めくらぶどうはわたくしであった

心身の主に心のほうの不調で学校を休んでしまうタイプの女の子っているよね、目の下に隈があって細くて長い黒髪の女の子。ああいう子のこと多分ずうっと昔から同情する素振りで見下している。体調不良なんて誰にだってあるのにたかだかそれが体に出たくらいで人にチヤホヤされたり、やりたくないことをやらないで済んでいるのはずるいって思う私の中の小学4年生は、ひとつ上の階段にぴょいっと飛び乗って19歳の私を見下して笑う。あっはは、あんたもダサくなったねぇと言う声は階段の奥行きのせいでガンガン脳ミソで反響する。

5日くらい前から食べては嘔吐の繰り返しでなにやら私はいつも酸っぱい匂いのする女。体言止めはいけすかないからやめたまえよ。けど心身の不調でなにかを放り出すわけにいかないし、そんなことしたらたちまち私は私である価値がなくなってしまうし、やることやらなかったら駄目な子認定されちゃうよねぇ。ということでなんとなくばたばたと動いて気をまぎらわせテいたわけ。
目の下に隈のあるタイプの女の子のことを、多分わたしはあんまり見たくない。

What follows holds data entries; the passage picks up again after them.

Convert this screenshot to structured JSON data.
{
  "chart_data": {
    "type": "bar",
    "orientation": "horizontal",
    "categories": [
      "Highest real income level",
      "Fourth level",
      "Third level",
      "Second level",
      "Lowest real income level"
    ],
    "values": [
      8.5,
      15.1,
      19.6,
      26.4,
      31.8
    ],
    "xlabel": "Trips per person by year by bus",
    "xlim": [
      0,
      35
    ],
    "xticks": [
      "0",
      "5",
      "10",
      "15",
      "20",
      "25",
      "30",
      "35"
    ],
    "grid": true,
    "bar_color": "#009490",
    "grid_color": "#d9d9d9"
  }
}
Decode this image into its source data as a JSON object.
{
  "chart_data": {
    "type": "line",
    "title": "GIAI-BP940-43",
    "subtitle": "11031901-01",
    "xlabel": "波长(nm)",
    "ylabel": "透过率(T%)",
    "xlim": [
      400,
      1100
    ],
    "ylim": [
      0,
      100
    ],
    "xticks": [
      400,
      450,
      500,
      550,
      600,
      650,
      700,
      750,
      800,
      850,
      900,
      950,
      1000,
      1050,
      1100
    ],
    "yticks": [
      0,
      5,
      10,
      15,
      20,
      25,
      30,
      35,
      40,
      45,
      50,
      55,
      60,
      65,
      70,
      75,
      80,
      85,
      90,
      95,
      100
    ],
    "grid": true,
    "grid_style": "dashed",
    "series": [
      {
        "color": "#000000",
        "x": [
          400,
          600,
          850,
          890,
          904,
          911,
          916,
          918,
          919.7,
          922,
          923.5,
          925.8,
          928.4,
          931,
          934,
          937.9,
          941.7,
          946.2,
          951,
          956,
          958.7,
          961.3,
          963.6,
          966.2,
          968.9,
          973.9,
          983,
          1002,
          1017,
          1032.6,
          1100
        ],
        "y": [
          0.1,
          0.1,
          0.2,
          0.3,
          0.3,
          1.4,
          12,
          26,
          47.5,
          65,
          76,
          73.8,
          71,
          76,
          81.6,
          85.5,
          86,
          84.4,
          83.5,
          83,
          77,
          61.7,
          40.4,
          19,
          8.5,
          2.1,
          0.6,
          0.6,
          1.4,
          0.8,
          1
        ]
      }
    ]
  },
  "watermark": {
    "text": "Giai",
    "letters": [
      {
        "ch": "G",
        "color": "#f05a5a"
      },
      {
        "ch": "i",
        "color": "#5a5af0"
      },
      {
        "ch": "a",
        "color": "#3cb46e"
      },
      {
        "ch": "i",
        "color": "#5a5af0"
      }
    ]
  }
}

けど頑張って視界に入れないようにすることがイコールものすごくエネルギーをつかって対象のことを意識していないといけないのと一緒で、見たくないからこそずっと見ていないといけないんだ。多分。気が滅入るなあ。

どうしてこんなこと書いてるのか分からない。物を書きたくなるのについて回る動機の数は多分いつだって複数だ。救われたいのにそれを他人に任せたらたちまち自意識に足を絡め取られて何かが折れる気がする。自分が嫌悪していた対象に成り下がるなんてそれこそ目も当てられないのではないか。

憧れで好きなわけじゃないけどあんまりにも格好良くて面白くて素敵で怖くて怖くて、片道2時間弱かけてだって彼の姿で満たされたいのでした。めくらぶどうはワタクシで虹はあの人だと分かった時にはもう新宿。酔った頬に風がちめたい!